Investors frequently have to pick between dividends and development. For instance, numerous stocks with the greatest dividend yields create little-to-no-growth, which restricts the capacity for outsized shareholder returns. On the other hand, lots of growth stocks have extremely low dividend yields or do not pay a dividend at all.
However, in uncommon cases, investors can find stocks that use a mix of both qualities. United Parcel Service (UPS) is a good example of this, as the stock has a solid 2.5% yield and increases the dividend regularly. UPS is also poised for strong growth in 2020 and beyond, thanks to the e-commerce boom.
UPS is a favored holding for many income financiers and even major institutional financiers such as the Expense & & Melinda Gates Foundation. The stock stays attractive for income investors searching for a mix of development too.
Blowout Earnings Outcomes
United Parcel Service was founded in 1907. Today, it is a logistics and bundle shipment business that offers services consisting of transportation, distribution, ground freight, ocean freight, insurance coverage, and funding. Its operations are split into three sections: United States Domestic Bundle, International Bundle, and Supply Chain & & Freight. UPS trades with a market capitalization of above $140 billion.

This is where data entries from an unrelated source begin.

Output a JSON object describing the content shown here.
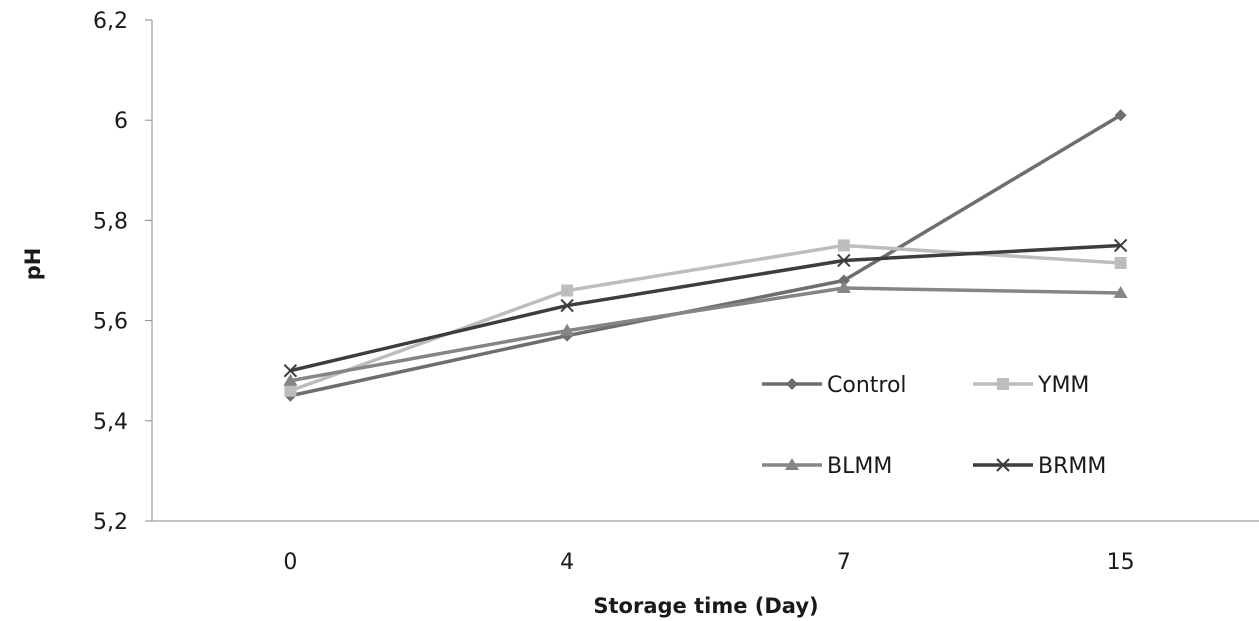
{
  "chart_data": {
    "type": "line",
    "categories": [
      "0",
      "4",
      "7",
      "15"
    ],
    "series": [
      {
        "name": "Control",
        "values": [
          5.45,
          5.57,
          5.68,
          6.01
        ],
        "color": "#6e6e6e",
        "marker": "diamond"
      },
      {
        "name": "YMM",
        "values": [
          5.46,
          5.66,
          5.75,
          5.715
        ],
        "color": "#bdbdbd",
        "marker": "square"
      },
      {
        "name": "BLMM",
        "values": [
          5.48,
          5.58,
          5.665,
          5.655
        ],
        "color": "#858585",
        "marker": "triangle"
      },
      {
        "name": "BRMM",
        "values": [
          5.5,
          5.63,
          5.72,
          5.75
        ],
        "color": "#3d3d3d",
        "marker": "x"
      }
    ],
    "xlabel": "Storage time (Day)",
    "ylabel": "pH",
    "ylim": [
      5.2,
      6.2
    ],
    "yticks": [
      "5,2",
      "5,4",
      "5,6",
      "5,8",
      "6",
      "6,2"
    ],
    "grid": false,
    "legend_position": "bottom-right"
  }
}
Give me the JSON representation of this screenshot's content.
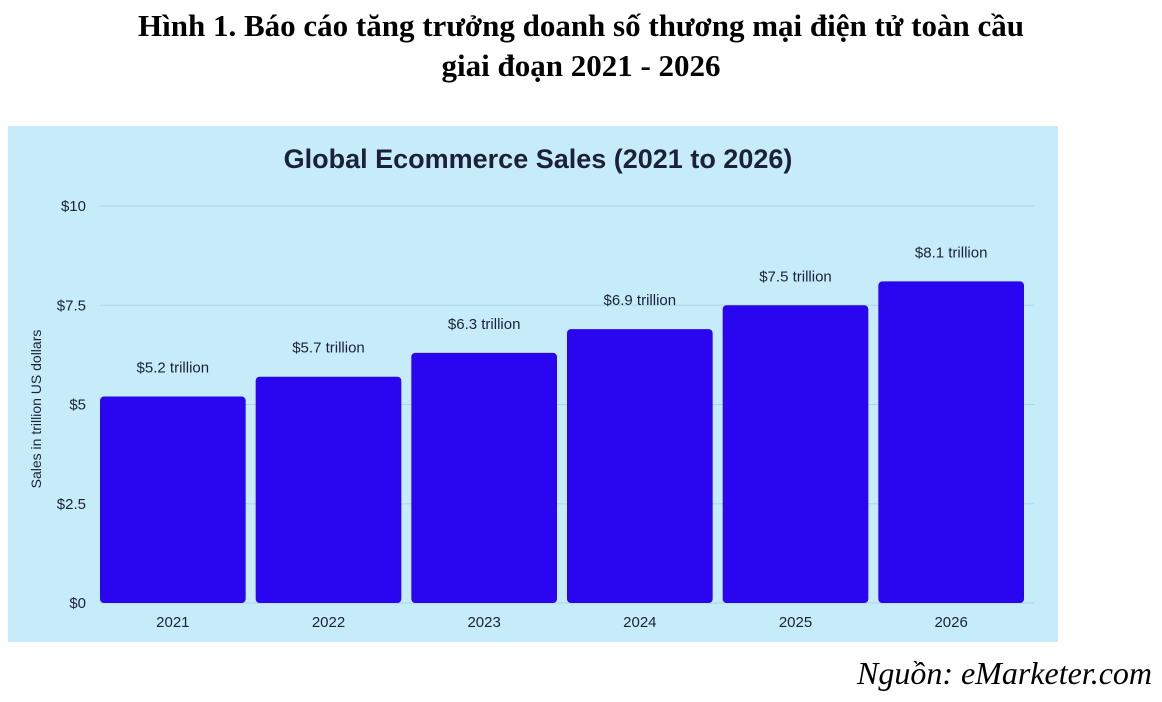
{
  "figure": {
    "title_line1": "Hình 1. Báo cáo tăng trưởng doanh số thương mại điện tử toàn cầu",
    "title_line2": "giai đoạn 2021 - 2026",
    "source": "Nguồn: eMarketer.com"
  },
  "colors": {
    "panel_background": "#c6ecfa",
    "bar": "#2a06f0",
    "gridline": "#a9d6e6",
    "text": "#1c2236"
  },
  "chart_data": {
    "type": "bar",
    "title": "Global Ecommerce Sales (2021 to 2026)",
    "xlabel": "",
    "ylabel": "Sales in trillion US dollars",
    "categories": [
      "2021",
      "2022",
      "2023",
      "2024",
      "2025",
      "2026"
    ],
    "values": [
      5.2,
      5.7,
      6.3,
      6.9,
      7.5,
      8.1
    ],
    "data_labels": [
      "$5.2 trillion",
      "$5.7 trillion",
      "$6.3 trillion",
      "$6.9 trillion",
      "$7.5 trillion",
      "$8.1 trillion"
    ],
    "ylim": [
      0,
      10
    ],
    "yticks": [
      0,
      2.5,
      5,
      7.5,
      10
    ],
    "ytick_labels": [
      "$0",
      "$2.5",
      "$5",
      "$7.5",
      "$10"
    ],
    "grid": true,
    "legend": "none"
  }
}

While numerous financial sectors are struggling due to the coronavirus pandemic, UPS is firing on all cylinders. It is really gaining from the coronavirus, as lockdowns have triggered consumers to take their purchasing online. The e-commerce boom was already happening heading into 2020, and the beginning of the coronavirus has just accelerated this trend.

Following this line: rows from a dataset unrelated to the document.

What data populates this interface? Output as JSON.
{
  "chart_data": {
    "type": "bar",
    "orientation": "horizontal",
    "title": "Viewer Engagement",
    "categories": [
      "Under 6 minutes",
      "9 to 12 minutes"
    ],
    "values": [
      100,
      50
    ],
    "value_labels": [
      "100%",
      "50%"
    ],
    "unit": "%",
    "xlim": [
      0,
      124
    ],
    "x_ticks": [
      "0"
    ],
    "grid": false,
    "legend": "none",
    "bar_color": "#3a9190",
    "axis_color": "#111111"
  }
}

In the 2020 third quarter, revenue increased 16% to over $21 billion. Average daily volume development of 13.5% sustained UPS’ development last quarter, as did rate increases. Adjusted earnings-per-share increased by 10% year-over-year. This was truly a blowout quarter for UPS, as it easily surpassed analyst price quotes for profits and EPS.
We expect continued growth for UPS in 2020 and beyond, as the business is taking advantage of long-lasting tailwinds that are likely to last for many years. One such tailwind is e-commerce, which has caused development in the number of packages that are transferred across the nation. With online shopping growth continuing to outpace brick-and-mortar development for the foreseeable future, UPS should continue to benefit from a strong need for its services.

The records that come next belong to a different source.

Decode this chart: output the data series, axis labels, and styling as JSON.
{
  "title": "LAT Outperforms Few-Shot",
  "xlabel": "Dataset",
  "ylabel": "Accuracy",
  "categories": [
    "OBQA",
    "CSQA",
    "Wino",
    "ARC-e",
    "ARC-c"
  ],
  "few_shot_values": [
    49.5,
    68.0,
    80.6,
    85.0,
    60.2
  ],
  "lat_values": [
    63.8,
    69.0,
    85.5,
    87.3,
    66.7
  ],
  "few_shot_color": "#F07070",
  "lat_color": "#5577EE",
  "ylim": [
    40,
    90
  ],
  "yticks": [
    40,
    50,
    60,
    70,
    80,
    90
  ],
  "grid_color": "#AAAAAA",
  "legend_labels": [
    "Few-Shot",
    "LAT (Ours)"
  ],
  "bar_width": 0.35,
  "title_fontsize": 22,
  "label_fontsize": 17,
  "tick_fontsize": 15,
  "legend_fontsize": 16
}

Shipping Dividends to Investors
UPS investors have taken advantage of the company’s outstanding growth over the last few years, both in regards to an increasing share price, in addition to dividends and routine dividend growth. UPS is just an atm– through the first 3 quarters of the year, UPS created operating cash circulation of $9.3 billion and adjusted totally free capital of $5.9 billion.
Such a strong cash generation allows the company to return cash to investors, through a combination of buybacks and dividends. The stock currently yields 2.5%. While UPS is not a high-yield stock, it does still beat the typical S&P 500 yield, which is below 2% right now. And, UPS is a strong dividend development stock.
According to the business, UPS has either kept or increased its dividend for almost 50 years. It has also managed a high dividend growth rate. Considering that 2000, UPS’s dividend has more than quadrupled. The company raised its dividend by 5% in 2020, a healthy raise that beats inflation.
Final Thoughts
When it comes to dividend stocks, investors frequently have to choose between yield and growth. But UPS is a distinct mix of an above-average yield combined with outstanding development capacity. UPS is profiting from the explosive development of e-commerce. It must continue to create growth in the years ahead, thanks to its competitive benefits and leadership in the logistics industry. With a 2.5% yield and regular dividend increases each year, UPS stock is an appealing buy for dividend development.